Da quei suoi pensieri funesti era partito uno scoppio alle sue spalle, come un petardo, o come una di quelle bombe di cui tanto si parlava, di cui tutti, specialmente gli adulti, avevano paura.  Aveva visto una luce calda disegnare la sua ombra contro il muro. Un’ombra netta, decisa, non quella indefinita delle giornate grigie senza sole, che aveva avuto fino a qualche minuto prima. Era un’ombra nera, nerissima.
Tom si era voltato esitante, e si era trovato le fiamme davanti. Il mondo era diventato dei colori del rosso, del giallo e dell’arancio, spazzando via il grigio uniforme e indefinito.
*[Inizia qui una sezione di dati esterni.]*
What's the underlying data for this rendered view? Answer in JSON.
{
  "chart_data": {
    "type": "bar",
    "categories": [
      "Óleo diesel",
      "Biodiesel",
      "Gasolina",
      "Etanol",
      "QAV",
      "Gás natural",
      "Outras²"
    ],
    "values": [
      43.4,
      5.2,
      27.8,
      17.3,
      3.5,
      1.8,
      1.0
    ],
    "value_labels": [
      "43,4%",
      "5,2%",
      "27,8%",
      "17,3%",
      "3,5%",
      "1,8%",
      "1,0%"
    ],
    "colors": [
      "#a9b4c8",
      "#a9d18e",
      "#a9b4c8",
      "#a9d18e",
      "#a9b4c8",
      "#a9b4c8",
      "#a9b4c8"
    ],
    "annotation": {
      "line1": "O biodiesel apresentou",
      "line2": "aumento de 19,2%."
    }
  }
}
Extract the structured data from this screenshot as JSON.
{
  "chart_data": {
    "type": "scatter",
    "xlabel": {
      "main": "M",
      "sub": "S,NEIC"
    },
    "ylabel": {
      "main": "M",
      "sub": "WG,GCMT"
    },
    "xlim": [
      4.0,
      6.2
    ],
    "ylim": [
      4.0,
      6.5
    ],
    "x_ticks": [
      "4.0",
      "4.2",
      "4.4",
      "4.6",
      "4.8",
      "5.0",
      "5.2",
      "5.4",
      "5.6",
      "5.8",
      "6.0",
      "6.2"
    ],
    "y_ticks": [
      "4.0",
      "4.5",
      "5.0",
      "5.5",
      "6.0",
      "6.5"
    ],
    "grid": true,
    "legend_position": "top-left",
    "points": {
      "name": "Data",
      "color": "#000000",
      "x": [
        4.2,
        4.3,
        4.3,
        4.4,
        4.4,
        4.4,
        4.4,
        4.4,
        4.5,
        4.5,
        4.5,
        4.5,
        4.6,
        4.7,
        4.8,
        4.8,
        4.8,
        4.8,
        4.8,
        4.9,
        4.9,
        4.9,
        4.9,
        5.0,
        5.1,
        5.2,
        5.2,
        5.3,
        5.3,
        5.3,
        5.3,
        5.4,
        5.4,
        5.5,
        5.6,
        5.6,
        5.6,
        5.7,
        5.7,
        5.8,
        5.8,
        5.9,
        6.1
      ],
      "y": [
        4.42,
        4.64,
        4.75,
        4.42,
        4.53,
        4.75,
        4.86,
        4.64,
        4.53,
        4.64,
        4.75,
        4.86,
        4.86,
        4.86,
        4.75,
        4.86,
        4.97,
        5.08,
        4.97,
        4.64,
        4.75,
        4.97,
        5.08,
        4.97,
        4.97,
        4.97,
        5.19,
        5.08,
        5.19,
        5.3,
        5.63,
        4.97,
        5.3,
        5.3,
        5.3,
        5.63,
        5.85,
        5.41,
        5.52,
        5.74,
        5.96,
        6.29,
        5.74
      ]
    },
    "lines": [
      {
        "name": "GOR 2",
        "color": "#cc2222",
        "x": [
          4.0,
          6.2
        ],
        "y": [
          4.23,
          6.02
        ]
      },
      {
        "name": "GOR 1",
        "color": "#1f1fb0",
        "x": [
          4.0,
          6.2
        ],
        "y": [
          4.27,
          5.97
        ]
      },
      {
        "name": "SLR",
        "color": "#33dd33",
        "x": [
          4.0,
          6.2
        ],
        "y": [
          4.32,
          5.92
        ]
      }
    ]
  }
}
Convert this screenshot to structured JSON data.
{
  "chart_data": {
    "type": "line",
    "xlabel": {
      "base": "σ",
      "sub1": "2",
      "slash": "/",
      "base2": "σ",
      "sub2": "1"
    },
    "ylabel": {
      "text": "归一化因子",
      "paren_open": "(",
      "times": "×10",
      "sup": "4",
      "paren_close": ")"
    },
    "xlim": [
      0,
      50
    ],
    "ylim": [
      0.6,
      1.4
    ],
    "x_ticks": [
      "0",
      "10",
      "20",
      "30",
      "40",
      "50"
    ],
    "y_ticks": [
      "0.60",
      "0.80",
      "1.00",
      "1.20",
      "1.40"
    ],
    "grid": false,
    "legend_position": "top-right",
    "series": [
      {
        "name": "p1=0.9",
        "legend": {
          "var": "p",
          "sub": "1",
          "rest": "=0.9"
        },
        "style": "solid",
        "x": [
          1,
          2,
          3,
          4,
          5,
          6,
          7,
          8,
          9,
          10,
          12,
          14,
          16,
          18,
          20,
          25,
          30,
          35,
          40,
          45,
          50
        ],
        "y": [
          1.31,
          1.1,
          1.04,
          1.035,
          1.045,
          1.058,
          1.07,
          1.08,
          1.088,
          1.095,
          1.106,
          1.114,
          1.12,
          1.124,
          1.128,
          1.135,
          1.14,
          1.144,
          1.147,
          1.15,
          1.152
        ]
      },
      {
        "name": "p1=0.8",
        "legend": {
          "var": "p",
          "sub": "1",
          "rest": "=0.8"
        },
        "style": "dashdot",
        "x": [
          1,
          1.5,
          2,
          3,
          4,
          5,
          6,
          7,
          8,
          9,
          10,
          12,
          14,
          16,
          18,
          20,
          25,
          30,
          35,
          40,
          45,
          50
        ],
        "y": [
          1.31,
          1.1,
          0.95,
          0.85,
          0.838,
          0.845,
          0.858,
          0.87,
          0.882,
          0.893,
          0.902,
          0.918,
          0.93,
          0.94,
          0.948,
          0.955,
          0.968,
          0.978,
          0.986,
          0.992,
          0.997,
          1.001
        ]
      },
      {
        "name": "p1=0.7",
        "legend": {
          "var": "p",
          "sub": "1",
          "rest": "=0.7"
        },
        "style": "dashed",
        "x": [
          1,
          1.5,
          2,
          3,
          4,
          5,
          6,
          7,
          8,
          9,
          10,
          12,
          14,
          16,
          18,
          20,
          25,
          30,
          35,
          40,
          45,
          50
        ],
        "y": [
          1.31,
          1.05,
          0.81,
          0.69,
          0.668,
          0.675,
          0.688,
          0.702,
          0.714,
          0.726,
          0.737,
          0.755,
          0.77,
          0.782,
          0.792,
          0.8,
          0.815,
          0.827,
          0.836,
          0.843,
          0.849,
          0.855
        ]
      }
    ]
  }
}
I suoi occhi freddi, anche loro di un colore indefinito, avevano preso una luce strana; improvvisamente, avevano abbracciato le scintille provenienti da quel fuoco. E quel fuoco lo aveva lasciato entrare dentro di lui, senza esitazione. Lui era un mago - non era normale. Ed era felice di ciò. Poteva pensare alle cose più assurde, e poteva farle diventare realtà.
Quelle fiamme avevano solleticato i semi della sua ossessione, che dormivano quieti nell’inverno e nel letargo della follia.
Si sentiva improvvisamente potente, si sentiva lanciato non un gradino sopra tutti gli altri, ma chilometri sopra gli altri bambini e ospiti dell’orfanotrofio di Londra - “e così ho domato il fuoco” aveva pensato compiaciuto il giovanissimo Tom. E allora, aveva provato a domare l’acqua, riuscendoci, spegnendo così il piccolo incendio che aveva fatto scoppiare.
Il passo successivo era quello di domare l’aria, scatenando piccole raffiche di vento che sollevavano le gonne delle bambine. Poi, la terra, ovvero creare buchi improvvisi tra le già malconce assi di legno, che componevano il pavimento dell’istituto. Si divertiva a vedere la gente cadere dentro quelle sue trappole.
Si sentiva felice, il re degli anormali, in mezzo a gente che si fingeva di essere normale. Almeno lui non avrebbe più dovuto indossare maschere, espressioni di rassegnazione di fronte a degli adulti in cerca del bambino modello da rendere felice, ma soltanto una corona. O forse, avrebbe dovuto avere una bacchetta magica tra le mani, un inequivocabile simbolo del potere. Un giorno, avrebbe avuto anche la sua bacchetta magica, e avrebbe potuto avere un futuro - il suo futuro da re, ne era certo. 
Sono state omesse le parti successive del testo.